Despite rapid progress in digital financial service, Bangladesh's transition to a fully cashless economy faces significant challenges, including low financial literacy, and limited interoperability between providers, and high transaction costs, said Md. Arfan Ali, Chairman of Zaytoon Business Solutions, and ex-Managing Director of Bank Asia, in his keynote presentation.
These barriers, combined with weak digital infrastructure and public mistrust in online financial systems, are slowing the country's progress toward widespread financial inclusion, he said.
The session, titled 'Cashless Economy & Financial Inclusion', was held on Monday.
In his keynote paper, Mr.
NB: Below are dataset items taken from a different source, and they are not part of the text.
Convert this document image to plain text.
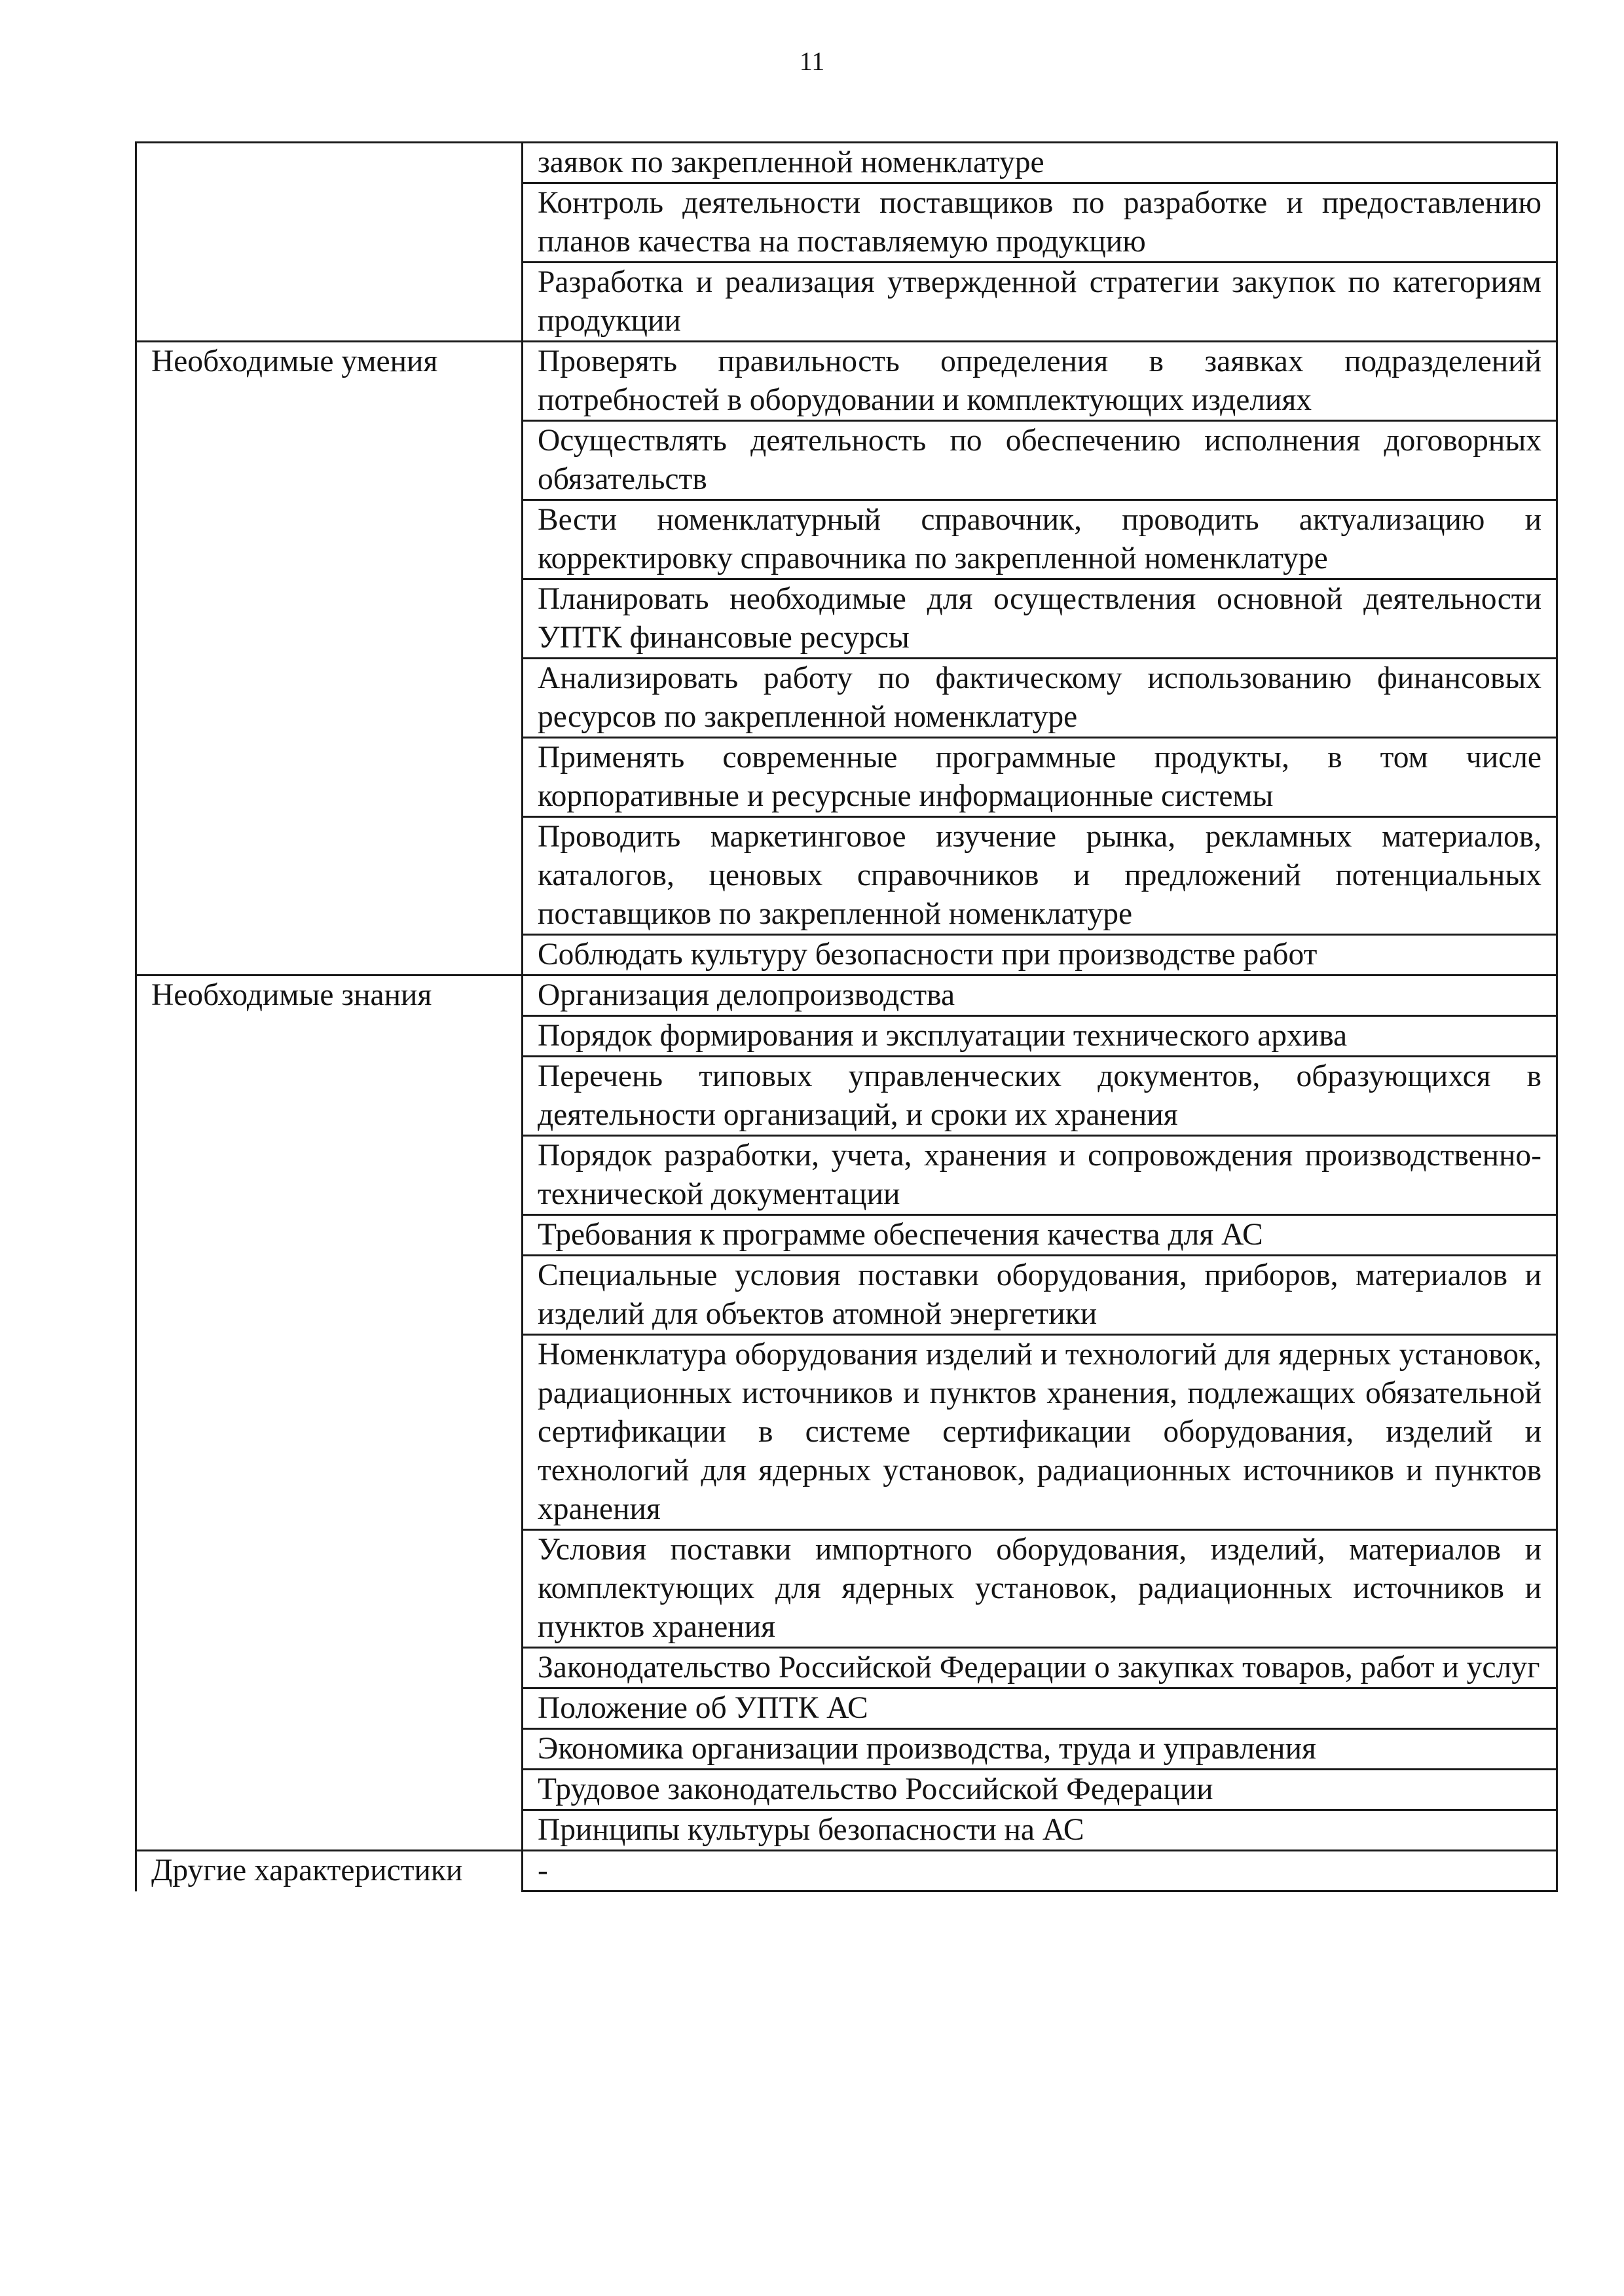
11
	заявок по закрепленной номенклатуре
	Контроль деятельности поставщиков по разработке и предоставлению планов качества на поставляемую продукцию
	Разработка и реализация утвержденной стратегии закупок по категориям продукции
Необходимые умения	Проверять правильность определения в заявках подразделений потребностей в оборудовании и комплектующих изделиях
	Осуществлять деятельность по обеспечению исполнения договорных обязательств
	Вести номенклатурный справочник, проводить актуализацию и корректировку справочника по закрепленной номенклатуре
	Планировать необходимые для осуществления основной деятельности УПТК финансовые ресурсы
	Анализировать работу по фактическому использованию финансовых ресурсов по закрепленной номенклатуре
	Применять современные программные продукты, в том числе корпоративные и ресурсные информационные системы
	Проводить маркетинговое изучение рынка, рекламных материалов, каталогов, ценовых справочников и предложений потенциальных поставщиков по закрепленной номенклатуре
	Соблюдать культуру безопасности при производстве работ
Необходимые знания	Организация делопроизводства
	Порядок формирования и эксплуатации технического архива
	Перечень типовых управленческих документов, образующихся в деятельности организаций, и сроки их хранения
	Порядок разработки, учета, хранения и сопровождения производственно-технической документации
	Требования к программе обеспечения качества для АС
	Специальные условия поставки оборудования, приборов, материалов и изделий для объектов атомной энергетики
	Номенклатура оборудования изделий и технологий для ядерных установок, радиационных источников и пунктов хранения, подлежащих обязательной сертификации в системе сертификации оборудования, изделий и технологий для ядерных установок, радиационных источников и пунктов хранения
	Условия поставки импортного оборудования, изделий, материалов и комплектующих для ядерных установок, радиационных источников и пунктов хранения
	Законодательство Российской Федерации о закупках товаров, работ и услуг
	Положение об УПТК АС
	Экономика организации производства, труда и управления
	Трудовое законодательство Российской Федерации
	Принципы культуры безопасности на АС
Другие характеристики	-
Arfan Ali highlighted the significant gap between Bangladesh's financial inclusion efforts and global standards, calling the country's progress 'alarmingly behind'.
"The widespread adoption of bank accounts is the critical first step we must address to begin closing this gap," he said.
He noted that limited digital and financial skills cause distrust in digital payments.
"Low digital and financial skills among large population segments reduce trust and correct use of digital payments, causing errors, fraud susceptibility, and preference for cash," he said.
Uneven internet and smartphone coverage in rural areas creates unreliable access and poor user experience for payments, raising failure rates and abandoned transactions, he pointed out.
Arfan Ali noted that fragmented platforms and the lack of seamless interoperability between digital platforms forces users to switch between services, incurring additional costs and efforts in the process.
Underscoring the need for a cashless economy, he said a cashless economy isn't just a modern convenience; it's now a fiscal imperative.
"We have to spend an enormous cost of Tk 200 billion for printing, minting, and handling physical cash every year," he said.
Shahadat Khan, Founder and CEO of TallyPay, discussed the goal of cashless transactions and the Bangladesh Bank's initiatives like QR code payments for in-store transactions and P2P (Person-to-Person) transfers.
Mohammad Rashed, Additional Director of Bangladesh Bank's Payment Systems Department, provided insights into the central bank's role in driving the transformation.
He said that the year 2026 is anticipated to be a period of robust transformation for the digital payment sector.
"This progress is expected as several key innovations are currently in the pipeline, and the effects of which will become visible in the coming year," he said.